Epidemiologist Datuk Dr. Awang Bulgiba Awang Mahmud, a Universiti Malaya professor, reminded Malaysians to stay the course through self-discipline and adherence to standard operating procedures (SOP) as a spike in cases like Melbourne’s could force the authorities to re-impose measures similar to the Movement Control Order (MCO). “There are two main things that can go wrong in this pandemic and it happened in Melbourne. Complacency and imported cases. Complacency has led to the relaxation of strict procedures”. As in other parts of Australia, people who returned from overseas were quarantined for 14 days in hotels leased by the government. However, unlike in other parts of the country, private security firms, instead of police, were entrusted with the quarantine. Lapses in procedures were alleged to have taken place, including improper use of Personal Protection Equipment and allowing families to mix in each other’s rooms.

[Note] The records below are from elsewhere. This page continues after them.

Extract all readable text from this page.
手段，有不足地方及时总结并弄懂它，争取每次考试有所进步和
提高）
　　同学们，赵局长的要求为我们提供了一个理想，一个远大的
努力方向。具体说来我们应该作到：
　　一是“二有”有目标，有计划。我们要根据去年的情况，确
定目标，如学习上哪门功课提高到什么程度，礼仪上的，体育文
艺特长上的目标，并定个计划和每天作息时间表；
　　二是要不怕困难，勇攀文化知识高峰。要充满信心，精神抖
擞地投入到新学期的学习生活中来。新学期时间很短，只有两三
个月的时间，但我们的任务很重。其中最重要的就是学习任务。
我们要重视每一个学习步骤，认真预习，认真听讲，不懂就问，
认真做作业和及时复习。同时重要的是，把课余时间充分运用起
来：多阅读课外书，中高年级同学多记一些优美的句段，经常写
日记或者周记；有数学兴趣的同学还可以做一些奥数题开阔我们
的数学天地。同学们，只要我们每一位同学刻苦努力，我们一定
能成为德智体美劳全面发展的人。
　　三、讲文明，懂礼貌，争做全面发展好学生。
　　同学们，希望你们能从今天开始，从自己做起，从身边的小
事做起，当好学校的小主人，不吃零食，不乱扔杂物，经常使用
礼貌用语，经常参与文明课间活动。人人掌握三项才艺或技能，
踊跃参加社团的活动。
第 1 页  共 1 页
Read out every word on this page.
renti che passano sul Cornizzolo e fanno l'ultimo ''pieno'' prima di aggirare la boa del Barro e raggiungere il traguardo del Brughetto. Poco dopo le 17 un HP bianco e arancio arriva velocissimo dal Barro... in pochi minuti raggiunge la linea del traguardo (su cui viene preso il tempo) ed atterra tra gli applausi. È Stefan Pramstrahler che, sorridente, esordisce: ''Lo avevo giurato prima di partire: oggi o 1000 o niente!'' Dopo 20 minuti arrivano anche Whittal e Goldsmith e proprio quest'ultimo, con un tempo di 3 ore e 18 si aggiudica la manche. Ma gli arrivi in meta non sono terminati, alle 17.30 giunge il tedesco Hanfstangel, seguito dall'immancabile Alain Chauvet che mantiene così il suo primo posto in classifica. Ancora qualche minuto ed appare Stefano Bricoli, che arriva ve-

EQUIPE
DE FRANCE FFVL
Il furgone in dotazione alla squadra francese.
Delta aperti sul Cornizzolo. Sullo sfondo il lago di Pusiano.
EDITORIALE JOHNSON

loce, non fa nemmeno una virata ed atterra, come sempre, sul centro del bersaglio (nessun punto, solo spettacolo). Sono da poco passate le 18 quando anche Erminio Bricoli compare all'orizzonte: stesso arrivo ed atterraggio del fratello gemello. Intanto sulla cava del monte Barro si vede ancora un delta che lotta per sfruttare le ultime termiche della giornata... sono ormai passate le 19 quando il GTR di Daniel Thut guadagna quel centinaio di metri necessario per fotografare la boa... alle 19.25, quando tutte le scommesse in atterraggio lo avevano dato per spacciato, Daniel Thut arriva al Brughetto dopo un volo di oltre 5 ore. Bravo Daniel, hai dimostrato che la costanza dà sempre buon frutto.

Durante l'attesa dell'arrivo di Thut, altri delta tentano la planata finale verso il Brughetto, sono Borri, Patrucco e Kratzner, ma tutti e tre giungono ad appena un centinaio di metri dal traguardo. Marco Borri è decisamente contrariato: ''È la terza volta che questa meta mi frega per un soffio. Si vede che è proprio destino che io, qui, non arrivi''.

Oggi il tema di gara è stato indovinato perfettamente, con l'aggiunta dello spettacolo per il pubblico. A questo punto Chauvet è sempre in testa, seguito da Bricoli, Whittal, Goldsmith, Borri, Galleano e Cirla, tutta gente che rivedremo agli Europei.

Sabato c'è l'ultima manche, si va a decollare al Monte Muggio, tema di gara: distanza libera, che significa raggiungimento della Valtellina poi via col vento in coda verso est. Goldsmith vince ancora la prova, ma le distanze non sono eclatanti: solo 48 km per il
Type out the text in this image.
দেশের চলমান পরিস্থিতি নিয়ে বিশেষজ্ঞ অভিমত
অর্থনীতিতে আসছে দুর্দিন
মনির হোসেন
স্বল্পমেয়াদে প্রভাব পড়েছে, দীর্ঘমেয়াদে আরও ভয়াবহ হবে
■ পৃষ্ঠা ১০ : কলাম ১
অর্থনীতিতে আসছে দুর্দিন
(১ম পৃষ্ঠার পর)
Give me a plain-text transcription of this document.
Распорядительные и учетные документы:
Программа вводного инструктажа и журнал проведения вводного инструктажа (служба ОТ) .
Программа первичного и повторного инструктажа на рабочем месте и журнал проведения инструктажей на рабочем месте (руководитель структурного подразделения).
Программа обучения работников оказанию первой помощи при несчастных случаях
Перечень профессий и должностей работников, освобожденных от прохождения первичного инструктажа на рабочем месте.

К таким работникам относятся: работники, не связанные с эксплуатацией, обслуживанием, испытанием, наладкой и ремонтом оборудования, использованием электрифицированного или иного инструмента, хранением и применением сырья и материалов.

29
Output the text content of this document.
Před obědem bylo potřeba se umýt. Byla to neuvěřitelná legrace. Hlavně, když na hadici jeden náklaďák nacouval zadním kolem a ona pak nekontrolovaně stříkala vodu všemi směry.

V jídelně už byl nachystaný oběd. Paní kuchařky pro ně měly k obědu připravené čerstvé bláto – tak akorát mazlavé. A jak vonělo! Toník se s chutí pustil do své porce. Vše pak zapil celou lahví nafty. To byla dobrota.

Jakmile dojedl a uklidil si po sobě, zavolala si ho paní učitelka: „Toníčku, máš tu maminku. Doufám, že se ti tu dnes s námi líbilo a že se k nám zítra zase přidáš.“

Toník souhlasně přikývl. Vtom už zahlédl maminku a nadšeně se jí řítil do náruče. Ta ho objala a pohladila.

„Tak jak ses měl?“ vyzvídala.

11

Dr. Awang Bulgiba said the similarities between Melbourne and Malaysia in socio-economic areas could not be ignored. Malaysia has a large migrant population and there are many economically-disadvantaged people from multi-cultural backgrounds. These are the very same people who are being infected in Melbourne. If the messages about SOP and physical distancing don’t get through to the people due to language or cultural barriers, which allegedly happened in Melbourne, the same thing can easily occur here too.

In Malaysia, migrant rights activists argued that the wide-spread raids and deportation following the MCO had forced undocumented workers, including those with infections, to go into hiding, instead of coming forward for testing as encouraged by the health authorities. He said the true infection rate in the community was unknown, compounded by the fact that the nation was not fully equipped to do mass testing.

He also urged people to exercise self-discipline because it was uncertain whether a Covid-19 vaccine could be found. If the virus loses its virulence and the illness becomes less severe, there will be some hope for us to ride this out. But if it becomes more virulent and the illness becomes more severe, we may be in for a long pandemic. He said that the new risk groups were school-going kids and university students, who may be asymptomatic carriers. This is a major concern as around 80 percent of Covid-19 carriers don’t show any symptoms. He said a large number of migrants in Malaysia, estimated at between three million and four million by the International Labour Organisation, were the chief source of worry for Malaysia as the “true status of the pandemic among them remains a mystery”.